- From: Chris Drake <christopher@pobox.com>
- Date: Sun, 16 Jul 2006 19:06:43 +1000
- To: public-usable-authentication@w3.org
>> Chris Drake wrote: >> > XSS can steal anything - passwords, pw-manager >> > credentials, and/or cookies - discussion of >> > HTTPS/pw-manager/etc as some kind of solution to XSS >> > simply makes no sense whatsoever. >> >> Cross site scripting cannot steal something if the >> script is not handling the information, but merely >> triggering other software to obtain and send the data. AH> Exactly. Hence, XSS can steal pw from form-filling pw-managers but not AH> from pw-managers that do the login directly, using HTTPS GET/PUT or AH> using other protocols (that may have advantage of not disclosing pw to a AH> spoofed server - which may be a concern even when using HTTPS, at least AH> in some cases). XSS can steal *anything* that the browser can access - so unless you want to bar the browser from accessing a web site - no amount of jiggery pokery with widgets to handle the login is going to solve anything - ultimately - the browser *has* to be involved, otherwise the visitor (or hacker driving the XSS script) can't *use* the web site.

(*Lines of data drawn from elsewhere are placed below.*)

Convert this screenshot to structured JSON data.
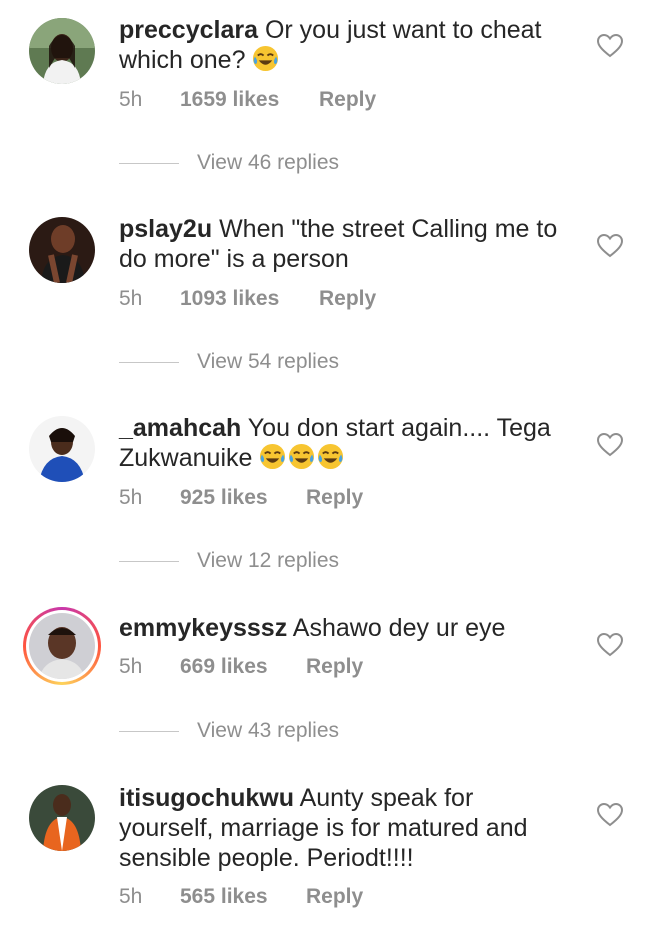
{
  "comments": [
    {
      "username": "preccyclara",
      "text": "Or you just want to cheat which one?",
      "emoji_count": 1,
      "time": "5h",
      "likes": "1659 likes",
      "reply": "Reply",
      "view_replies": "View 46 replies"
    },
    {
      "username": "pslay2u",
      "text": "When \"the street Calling me to do more\" is a person",
      "emoji_count": 0,
      "time": "5h",
      "likes": "1093 likes",
      "reply": "Reply",
      "view_replies": "View 54 replies"
    },
    {
      "username": "_amahcah",
      "text": "You don start again.... Tega Zukwanuike ",
      "emoji_count": 3,
      "time": "5h",
      "likes": "925 likes",
      "reply": "Reply",
      "view_replies": "View 12 replies"
    },
    {
      "username": "emmykeysssz",
      "text": "Ashawo dey ur eye",
      "emoji_count": 0,
      "time": "5h",
      "likes": "669 likes",
      "reply": "Reply",
      "view_replies": "View 43 replies"
    },
    {
      "username": "itisugochukwu",
      "text": "Aunty speak for yourself, marriage is for matured and sensible people. Periodt!!!!",
      "emoji_count": 0,
      "time": "5h",
      "likes": "565 likes",
      "reply": "Reply",
      "view_replies": ""
    }
  ],
  "icons": {
    "like": "heart-outline-icon",
    "emoji": "tears-of-joy-emoji"
  },
  "colors": {
    "text": "#262626",
    "meta": "#8e8e8e",
    "story_ring": "#ff543e"
  }
}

Something has to communicate to the browser that the login can now "go ahead" - hackers don't care if this is a password, token, cookie, session key, nonce, or whatever - they're just going to steal it with the XSS and put you right back where you started from: Vulnerable. Regardless. And that's not even *starting* on the fact that XSS is just one of about 100 different things they can do to accomplish their goals... Chris. Chrome: (Plated, via process) - The artificial outer surface disguising blemishes and faults in the underlying material.